When he finds them, he doesn't arrest them. Rather, he makes sure that they know what dangers they face and lets them go their way. If they're in trouble, he helps.
Maldonado is one of the veteran agents from Grupo Beta, the decade-old border unit established by the Mexican government to protect migrants as they make their way north to the U.S.
In Mexican eyes, these are not illegal migrants. Rather, they are citizens who might face grave risks while still traveling freely within their own country. Beta officers have the delicate task of protecting migrants without encouraging them.
The officers patrol in beat-up open-air Jeeps and other hand-me-downs, while their U.S. Border Patrol counterparts cruise in air-conditioned Ford Expeditions. There are just 75 Beta agents along the 2,000-mile U.S.-Mexican border, hopelessly few for such vast terrain. The United States, by comparison, has nearly 9,000 agents on the border.
In some of the most dangerous stretches of desert along the Arizona border--where 14 Mexican migrants were found dead in a single group of crossers in May--Beta doesn't have any patrols at all.
Yet Beta has won respect from human rights groups and works well with the U.S. Border Patrol.

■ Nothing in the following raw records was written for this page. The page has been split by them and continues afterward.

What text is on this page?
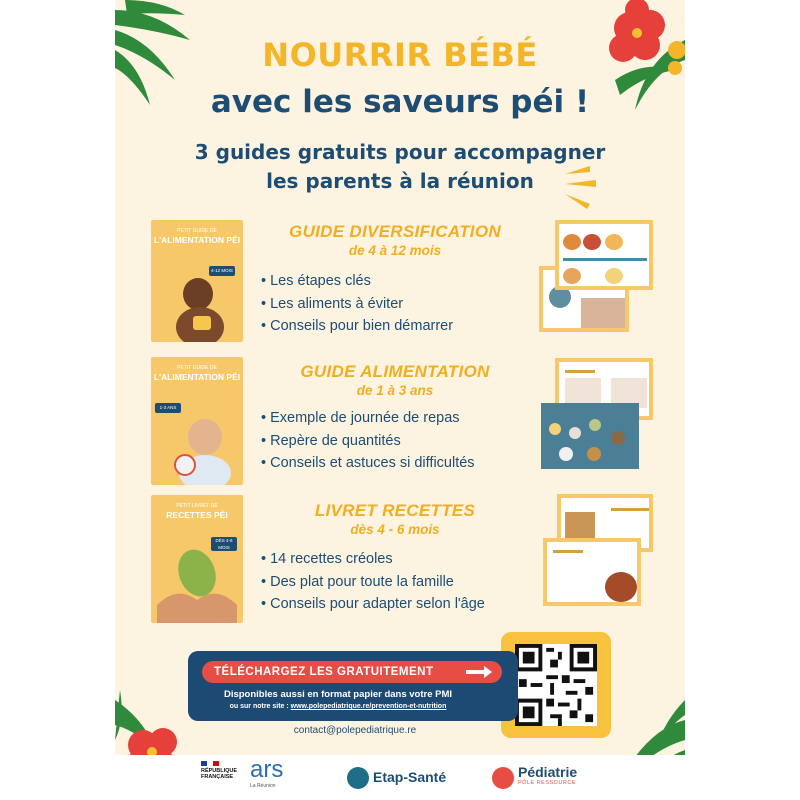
NOURRIR BÉBÉ
avec les saveurs péi !
3 guides gratuits pour accompagner
les parents à la réunion
PETIT GUIDE DE
L'ALIMENTATION PÉI
4-12 MOIS
GUIDE DIVERSIFICATION
de 4 à 12 mois
• Les étapes clés
• Les aliments à éviter
• Conseils pour bien démarrer
PETIT GUIDE DE
L'ALIMENTATION PÉI
1-3 ANS
GUIDE ALIMENTATION
de 1 à 3 ans
• Exemple de journée de repas
• Repère de quantités
• Conseils et astuces si difficultés
PETIT LIVRET DE
RECETTES PÉI
DÈS 4-6 MOIS
LIVRET RECETTES
dès 4 - 6 mois
• 14 recettes créoles
• Des plat pour toute la famille
• Conseils pour adapter selon l'âge
TÉLÉCHARGEZ LES GRATUITEMENT
Disponibles aussi en format papier dans votre PMI
ou sur notre site : www.polepediatrique.re/prevention-et-nutrition
contact@polepediatrique.re
RÉPUBLIQUE FRANÇAISE ars
La Réunion
Etap-Santé	Pédiatrie
PÔLE RESSOURCE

President Vicente Fox's government plans to add an additional 50 Beta agents in coming months, said Felipe de Jesus Preciado, director of the government's National Migration Institute.
The increase will let Beta agents start covering remote stretches where migrants are increasingly crossing because of tougher U.S. patrols around border cities. To step up protection near the Arizona border during the hot summer, Mexican officials last week announced a temporary deployment there.
Although the agents don't bother migrants, they do arrest people-smugglers--1,500 in the last 18 months, Preciado said.
But their principal task is search and rescue.
One recent day, with the temperature nearing 110 degrees, Maldonado steered his Jeep through a brutal gray-sand landscape about 30 miles east of Mexicali.
The La Salada arroyo doesn't have water running through it, but it has become a human channel. Maldonado said at least one group of six to 20 or more migrants passes through each day. Blue-and-white signs erected by Grupo Beta warn in Spanish: "Caution: Don't Expose Yourself to the Elements. It's Not Worth It."